Authors such as Lewis Carroll and James Joyce often used playful blends in their works.
Carroll’s blends sometimes gained traction in spoken and written English. For instance, chortle, a blend of a chuckle and snort, first appeared in Through the Looking Glass in 1871.
Blends are playful and ephemeral and this makes them a good match for the digital era. But they certainly didn’t emerge because of it.
Selfie and shortening
Selfie is the Oxford English Dictionary’s (OED) word of the year for 2013. OED research found that use of the word “selfie” had increased 17,000% from 2012 to 2013.
On the social side of things, many would note the “self”-oriented nature of the i-Generation.
But selfie’s popularity also illustrates a linguistic trend in internet language. In addition to being playful and ephemeral, it is also shortened. This is seen most saliently through many thousands of abbreviations.
However, shortenings, especially abbreviations, have been used throughout the history of English. Before the printing press, Old English and Middle English scribes used abbreviations to make their work easier and to add a bit of flair.
In fact, scribal abbreviations contributed to the later misinterpretation of “the” as “ye” and we’ve been stuck with “ye olde fish and chip shops” ever since.
Shortenings are, of course, an important part of Australian English. A postie brings our mail, a sparky takes care of our electricity and when we go swimming at our rellies’ place we wear bathers, cossies, swimmers or togs.
It should come as no surprise then that selfie is an Australian contribution to the English lexicon – the OED tracks its origin to a 2002 post in an Australian online forum.

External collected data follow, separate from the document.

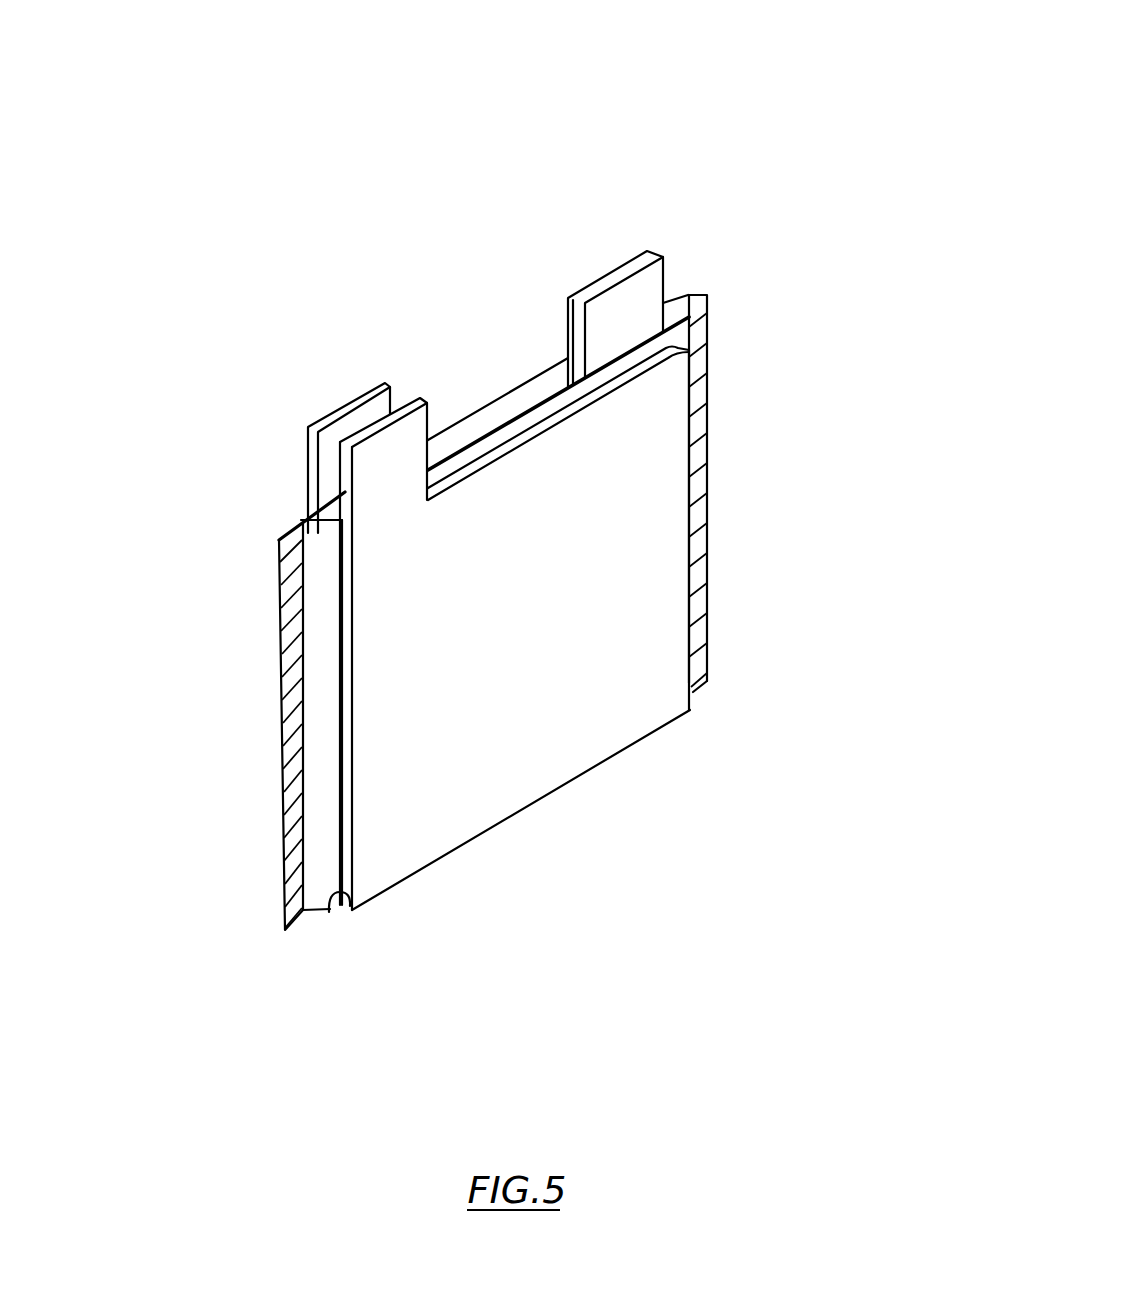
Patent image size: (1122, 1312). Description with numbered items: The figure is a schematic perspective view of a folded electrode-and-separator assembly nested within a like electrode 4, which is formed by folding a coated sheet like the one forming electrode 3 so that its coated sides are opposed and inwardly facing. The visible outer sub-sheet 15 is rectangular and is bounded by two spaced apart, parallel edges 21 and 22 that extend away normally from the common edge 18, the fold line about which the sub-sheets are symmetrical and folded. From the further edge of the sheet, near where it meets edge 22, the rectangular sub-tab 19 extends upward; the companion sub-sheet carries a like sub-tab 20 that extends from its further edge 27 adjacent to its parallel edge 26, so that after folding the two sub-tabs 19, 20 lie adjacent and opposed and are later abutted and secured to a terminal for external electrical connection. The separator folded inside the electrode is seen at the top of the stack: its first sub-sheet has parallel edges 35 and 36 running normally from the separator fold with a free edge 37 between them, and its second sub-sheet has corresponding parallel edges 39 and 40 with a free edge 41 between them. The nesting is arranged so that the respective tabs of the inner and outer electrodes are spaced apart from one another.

The electrode 3 is at (680, 263).
The electrode 4 is at (600, 713).
The sub-sheet 15 is at (494, 619).
The common edge 18 is at (342, 917).
The sub-tab 19 is at (327, 458).
The sub-tab 20 is at (403, 443).
The edge 21 is at (695, 576).
The edge 22 is at (352, 748).
The edge 26 is at (320, 913).
The further edge 27 is at (512, 437).
The edge 35 is at (272, 539).
The edge 36 is at (708, 282).
The free edge 37 is at (322, 500).
The edge 39 is at (267, 572).
The edge 40 is at (722, 313).
The free edge 41 is at (556, 396).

On the one hand, shortenings such as these result from the time and space limitations of electronic media. On the other, they also function as markers of intimacy and informality in an arguably less personal medium.
In any case, they didn’t emerge “because internet” (sic), which brings me to my final point.
‘Because x’ and functional shift
The American Dialect Society in 2013 took the unusual step of naming a phrase, “because x”, as its “word” of the year.
In short, “because” functions in standard English as something known as a subordinating conjunction. It links two parts of a sentence and one part of a “because” sentence is subordinate and explains the other:
- I dislike “ye olde” chip shops (because they’ve misinterpreted abbreviated “the”).
- I dislike “ye olde” chip shops (because of the misinterpretation of the abbreviated “the”)
But there has been a shift recently in the use of “because”. It can now function as I used it above – as a preposition. Why? “Because internet.”
This is particularly the case when a speaker/ writer believes that his/ her position is obvious and an argument needn’t be made. Most such arguments could be reduced to “because logic”. The driving argument for capitalist ventures: “because money”.
As with blending and shortenings above, shifts such as these are becoming more frequent in the digital era. But they are hardly unusual in English and language more generally.
Shakespeare was a prolific and playful “verber” of other word classes (“you should safe my going”; “Lord Angelo dukes it well”).
Many languages use the same word to mark both conjunctions and prepositions. Many Malay varieties use the same word – "sama" – where English speakers would use “and” and “with”.
In sum, yes, here be infovores.
But they needn’t be feared. When it comes to language, it is just business as usual. Because language change.